Nosotras, las otras
Viviana Ávila Alfaro
Libros La Calabaza del Diablo
49 páginas
Por Silvana González
Al revisar los breves textos que componen esta edición, me surge como un primer cuestionamiento: ¿dónde están efectivamente las otras? A lo largo de este trabajo que consta de cuarenta y un escritos en prosa poética, no encuentro sino hasta una altura avanzada una imagen concreta de las mujeres.
Existen tres ejes por donde en su mayoría pasan los contenidos de este monótono conjunto. El primero es un somero alcance a nuestro contexto social, que involucra una mirada reducida del patriarcado, las clases sociales, un surtido de consignas recicladas y, por qué no decirlo, clichés. Como “no ver la tele porque miente” o “que te vayas bien viejito de este mundo que viste arder y vencer en dignidad”, que abusan de la verbalización de lo que vivimos en nuestro país.

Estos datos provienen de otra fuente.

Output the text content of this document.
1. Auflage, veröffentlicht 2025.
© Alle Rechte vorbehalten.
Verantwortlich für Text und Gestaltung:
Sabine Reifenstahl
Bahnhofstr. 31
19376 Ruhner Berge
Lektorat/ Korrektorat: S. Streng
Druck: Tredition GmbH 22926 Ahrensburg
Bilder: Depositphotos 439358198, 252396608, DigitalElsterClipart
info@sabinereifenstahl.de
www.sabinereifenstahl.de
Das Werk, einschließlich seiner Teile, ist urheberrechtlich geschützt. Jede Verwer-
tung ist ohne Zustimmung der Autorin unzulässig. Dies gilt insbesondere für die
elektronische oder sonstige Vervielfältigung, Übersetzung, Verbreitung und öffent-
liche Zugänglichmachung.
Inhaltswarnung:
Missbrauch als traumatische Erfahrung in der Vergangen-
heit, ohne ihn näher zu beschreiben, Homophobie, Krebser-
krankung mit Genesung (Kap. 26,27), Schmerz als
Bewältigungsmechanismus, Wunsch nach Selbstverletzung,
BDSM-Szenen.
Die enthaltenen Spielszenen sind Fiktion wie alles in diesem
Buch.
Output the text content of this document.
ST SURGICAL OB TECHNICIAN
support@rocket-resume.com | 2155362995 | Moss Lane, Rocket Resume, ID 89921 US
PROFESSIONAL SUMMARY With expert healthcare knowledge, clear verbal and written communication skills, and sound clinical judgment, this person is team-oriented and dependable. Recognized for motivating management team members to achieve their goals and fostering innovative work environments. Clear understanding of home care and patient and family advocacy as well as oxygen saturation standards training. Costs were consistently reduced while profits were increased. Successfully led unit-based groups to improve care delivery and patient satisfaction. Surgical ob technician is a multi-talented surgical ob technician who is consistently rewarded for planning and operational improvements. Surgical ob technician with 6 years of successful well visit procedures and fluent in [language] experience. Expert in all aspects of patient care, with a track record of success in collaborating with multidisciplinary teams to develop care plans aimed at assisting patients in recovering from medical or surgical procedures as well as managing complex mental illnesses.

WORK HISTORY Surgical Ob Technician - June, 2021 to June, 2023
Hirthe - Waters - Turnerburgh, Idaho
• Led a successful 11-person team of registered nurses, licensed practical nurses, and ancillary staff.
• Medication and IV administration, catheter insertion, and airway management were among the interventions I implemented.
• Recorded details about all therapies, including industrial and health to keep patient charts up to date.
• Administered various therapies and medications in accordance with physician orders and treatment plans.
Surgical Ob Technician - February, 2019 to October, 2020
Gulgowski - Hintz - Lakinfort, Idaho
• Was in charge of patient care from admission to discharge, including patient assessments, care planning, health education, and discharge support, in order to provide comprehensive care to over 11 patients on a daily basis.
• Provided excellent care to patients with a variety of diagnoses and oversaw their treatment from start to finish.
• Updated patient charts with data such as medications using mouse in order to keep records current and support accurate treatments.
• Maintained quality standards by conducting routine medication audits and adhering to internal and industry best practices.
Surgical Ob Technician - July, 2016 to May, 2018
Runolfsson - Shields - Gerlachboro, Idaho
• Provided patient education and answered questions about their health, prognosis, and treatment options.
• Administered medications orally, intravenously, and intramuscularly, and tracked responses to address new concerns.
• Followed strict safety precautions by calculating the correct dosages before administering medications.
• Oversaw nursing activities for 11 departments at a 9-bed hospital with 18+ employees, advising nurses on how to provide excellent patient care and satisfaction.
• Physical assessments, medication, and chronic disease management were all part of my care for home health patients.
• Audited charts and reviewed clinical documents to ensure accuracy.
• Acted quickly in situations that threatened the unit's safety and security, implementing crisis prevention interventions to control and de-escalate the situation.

En el segundo eje es la idea de la voz principal sembrando y cosechando, que alcanza algunos momentos interesantes como consolidar una temática de autocrecimiento.
El tercero, repetitivo y eclipsando constantemente a los dos anteriores: un personaje masculino con el cual existe una ligazón amorosa y conflictiva. Hay un desquite hacia él y sus acciones, pero que se da por entender que, pese a que se mencione la libertad, se pertenece dependiente: “Porque la vida no es vida si tú no estás en ella bien y tranquilo y feliz para que estés conmigo bien y tranquilo y feliz”.
En general cada uno de los textos que comienzan con alguna orientación en particular se desvían para volver siempre al personaje masculino. Por lo que varios de los textos enmarcados en diferentes nociones remiten a este ser. En el escrito “Esta clase de octubre”, que hace una alusión directa a nuestro estallido social, termina opacándose por las ganas de confrontarlo en sentimientos íntimos e irrelevantes dentro del caso.
Se habla de una era del ego; de una situación de injusticia, pero el personaje principal parece desmarcarse y vivir dentro de un mundo paralelo donde los baños de tina, patos y cúmulos rosados son realidades posibles. Pareciera recordar levemente a los mundos donde habita Alejandra Pizarnik, pero sin encontrar una identidad. Se insiste en hablar de estos tiempos no llegando nunca a profundizar en algún aspecto como para ponerlo en cuestionamiento.
Algunas intervenciones interesantes surgen dentro de “¡Que ardan las palabras!”, ideas sobre una libertad simbolizada en pájaros rojos, pero que también recae en lugares comunes y en variadas ocasiones en rimas desafortunadas. Una reivindicación del género en donde la recurrencia del innombrable hace que difícilmente llegue a explayarse.
El texto principal del conjunto cuya aparición en portada hace intuir una composición coherente dentro del libro, refiere a un vómito del perfil masculino, de soltar las acciones patriarcales que carcomen el presente. Sin embargo, se contradice cuando se da muestra de indicios de una heterosexualidad romantizada, que genera marcas en el otro; peregrina sin seguir su camino, jamás suelta y se sigue pensando insistentemente al hombre.
Hay una tendencia a generalizar sobre “las otras”, donde se las estigmatiza como “mentes hechas trizas por un corazón que se deshizo de humanidad y benevolencia”. Les quita la oportunidad de manifestarse fuertes realmente, sin carencias o una dependencia hacia un otro que termine acaparando. En el breve espacio dedicado a las mujeres se habla de ellas arrancando siempre y entregándolo todo.
Se echa de menos un espacio limpio, sin el romantizar conflictos como una plaga; donde se entregue efectivamente una reflexión sobre lo que representamos nosotras en sociedad, quienes somos en este tiempo de cambio y qué nos agenciamos como género potente e independiente.
Esto es precisamente lo que, como las otras, no queremos ver más. El hombre inmiscuido en nuestras páginas, sentir una vez más que todo el foco apunta hacia una relación, seguir siendo las otras y que no se permita abordar temáticas sin tener que pasar una y otra vez por una atracción con ellos.